During the time in which Marshall owned the mansion, it also housed club quarters of the Sheridan Shores Yacht Club membership organization. The Sheridan Shores Yacht Club was housed in a space on the lower floor of the mansion. Marshall had allowed the club to be located in his mansion as a compromise with the village of Wilmette's government. The village government had previously been unwilling to rezone the property to permit him to house his commercial offices there. As a result, Marshall had been unable to get a building permit for the home. Marshall made an offer to members of the headquarter-less organization that he would let them house their headquarters in the basement of the studio if they could convince the village to issue a permit. Soon afterwards, the village was convinced to issue a permit allowing for the construction of a "clubhouse-studio", allowing Marshall to construct his mansion. The Yacht Club occupied several rooms on the lower floor. When Marshall sold the mansion to Nathan Goldblatt, the Sheridan Shores Club was evicted from their quarters.

==Sale to Nathan Goldblatt==
Marshall was economically impacted by the downturn of the Great Depression and had to sell the mansion to Nathan Goldblatt (of Goldblatt's fortune) in 1936. Goldblatt paid Marshall $95,000 for the mansion. This price was despite the fact that the mansion's sale included the mansion's furnishings, which alone had been estimated to be worth several hundred thousand dollars at the time. After the change in ownership, the Sheridan Shores Club was evicted from their headquarters in the lower floor of the Marshall Mansion. In 1937, the Sheridan Shores Yacht Club constructed a new standalone clubhouse at Wilmette Harbor. After selling his mansion, Marshall initially moved to a residence in Winnetka, Illinois, but would ultimately live most of the remainder of his life at the Drake Hotel.

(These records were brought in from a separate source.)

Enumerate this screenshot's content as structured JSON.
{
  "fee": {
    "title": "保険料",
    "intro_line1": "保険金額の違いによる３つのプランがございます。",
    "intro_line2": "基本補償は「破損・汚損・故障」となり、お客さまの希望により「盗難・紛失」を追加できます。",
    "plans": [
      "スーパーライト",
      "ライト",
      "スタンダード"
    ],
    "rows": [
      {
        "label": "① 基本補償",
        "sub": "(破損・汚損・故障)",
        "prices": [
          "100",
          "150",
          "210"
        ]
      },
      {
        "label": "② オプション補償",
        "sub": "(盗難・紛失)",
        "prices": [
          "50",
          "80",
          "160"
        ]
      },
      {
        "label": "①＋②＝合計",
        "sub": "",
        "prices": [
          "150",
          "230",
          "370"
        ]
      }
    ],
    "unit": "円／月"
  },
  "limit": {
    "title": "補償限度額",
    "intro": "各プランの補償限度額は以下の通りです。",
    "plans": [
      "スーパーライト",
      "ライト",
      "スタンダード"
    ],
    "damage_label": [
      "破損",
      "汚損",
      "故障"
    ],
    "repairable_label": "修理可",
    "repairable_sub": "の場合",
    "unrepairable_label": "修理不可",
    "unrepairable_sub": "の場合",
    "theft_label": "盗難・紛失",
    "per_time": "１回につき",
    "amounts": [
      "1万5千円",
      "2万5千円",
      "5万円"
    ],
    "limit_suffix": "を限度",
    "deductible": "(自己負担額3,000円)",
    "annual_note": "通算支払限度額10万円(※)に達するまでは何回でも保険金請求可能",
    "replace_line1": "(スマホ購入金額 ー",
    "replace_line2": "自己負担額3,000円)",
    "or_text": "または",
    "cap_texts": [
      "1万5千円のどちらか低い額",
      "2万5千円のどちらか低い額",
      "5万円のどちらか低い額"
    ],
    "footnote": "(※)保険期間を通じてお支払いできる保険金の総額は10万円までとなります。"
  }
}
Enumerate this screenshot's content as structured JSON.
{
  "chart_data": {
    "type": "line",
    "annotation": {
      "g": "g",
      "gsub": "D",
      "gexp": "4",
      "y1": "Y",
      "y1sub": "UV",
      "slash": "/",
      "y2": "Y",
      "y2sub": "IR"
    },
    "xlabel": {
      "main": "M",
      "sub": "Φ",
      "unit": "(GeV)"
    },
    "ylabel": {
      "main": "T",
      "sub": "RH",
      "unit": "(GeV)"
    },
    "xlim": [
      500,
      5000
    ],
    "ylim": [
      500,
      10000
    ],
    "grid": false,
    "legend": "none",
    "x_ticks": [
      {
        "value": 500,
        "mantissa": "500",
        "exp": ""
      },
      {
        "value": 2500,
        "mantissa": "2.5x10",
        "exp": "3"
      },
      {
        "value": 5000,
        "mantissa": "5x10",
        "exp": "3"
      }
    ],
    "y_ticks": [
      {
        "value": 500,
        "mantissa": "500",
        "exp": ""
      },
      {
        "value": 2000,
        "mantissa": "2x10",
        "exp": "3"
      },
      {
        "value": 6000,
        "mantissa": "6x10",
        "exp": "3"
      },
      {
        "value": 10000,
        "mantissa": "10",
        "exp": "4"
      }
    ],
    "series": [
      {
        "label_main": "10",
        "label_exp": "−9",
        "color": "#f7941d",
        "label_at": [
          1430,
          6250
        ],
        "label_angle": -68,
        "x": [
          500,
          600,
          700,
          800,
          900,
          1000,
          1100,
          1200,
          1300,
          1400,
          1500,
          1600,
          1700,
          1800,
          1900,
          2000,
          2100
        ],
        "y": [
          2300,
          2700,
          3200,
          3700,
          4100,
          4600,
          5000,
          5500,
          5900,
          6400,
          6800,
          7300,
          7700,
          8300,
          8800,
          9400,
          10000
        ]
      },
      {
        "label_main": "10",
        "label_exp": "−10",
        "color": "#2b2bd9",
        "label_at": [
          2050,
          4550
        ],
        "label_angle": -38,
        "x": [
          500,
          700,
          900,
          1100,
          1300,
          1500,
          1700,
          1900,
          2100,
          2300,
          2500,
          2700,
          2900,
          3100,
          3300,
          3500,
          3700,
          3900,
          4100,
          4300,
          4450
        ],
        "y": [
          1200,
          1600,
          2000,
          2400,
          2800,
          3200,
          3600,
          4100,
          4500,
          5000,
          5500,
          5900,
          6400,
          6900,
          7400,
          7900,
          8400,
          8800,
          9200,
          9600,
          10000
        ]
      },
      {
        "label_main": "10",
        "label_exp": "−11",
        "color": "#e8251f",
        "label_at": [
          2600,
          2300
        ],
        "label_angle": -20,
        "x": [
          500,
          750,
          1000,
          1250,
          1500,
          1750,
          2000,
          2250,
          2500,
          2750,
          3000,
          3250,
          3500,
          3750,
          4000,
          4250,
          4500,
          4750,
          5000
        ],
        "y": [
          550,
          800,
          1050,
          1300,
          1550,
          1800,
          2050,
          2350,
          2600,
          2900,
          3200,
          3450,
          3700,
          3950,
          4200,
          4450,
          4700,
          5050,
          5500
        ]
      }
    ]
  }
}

==Abandonment and demolition==
In 1947, Nathan Goldblatt's widow, Frances, moved out of the mansion. The Goldblatt family offered up the mansion to the village for use as a community center. However, the village declined their offer. While there had been a push in November 1948 for the town to purchase it for this purpose, this was decided against by the village government, which saw problems with the fact that the mansion was located along a stretch of Sheridan Road that they felt lacked safe pedestrian crossing, thereby impeding access to it. Most of the mansion's furniture was sold in a week-long auction held in March 1948. The mansion received damage from looters in May 1949, impacting the house and furnishings which remained inside. Windows and doors were smashed open, which allowed for rain to damage expensive wood inlay floors. Additionally, expensive tapestries, drapes, chandeliers, and upholstery were noted as either missing or damaged. Many items that had been sold at auction had not yet been removed from the mansion by the purchasers at the time of the vandalism. Further vandalism included the littering of empty soft drink bottles and cigarette butts throughout the mansion. Police suspected that teenagers were responsible. The Goldblatts decided to tear-down the mansion, which would relieve them from a massive property tax burden. A permit to demolish the structure was issued in August 1949, and the remaining furnishings of the residence (such as ornamental metalwork, imported tiling, and wood paneling) were sold. and the opulent mansion was ultimately demolished between 1949 and 1950. The structure was difficult to demolish, with the company undertaking the job likening it to "demolishing a fort". One of the complicating factors was the complexity of the structure's staggered levels, terraces, and floors. The only remnants of the mansion are its iron gates, which still stand along Sheridan Road. The roughly 4 acre of land on which the mansion stood was considered valuable and was purchased by the Baháʼís in 1951.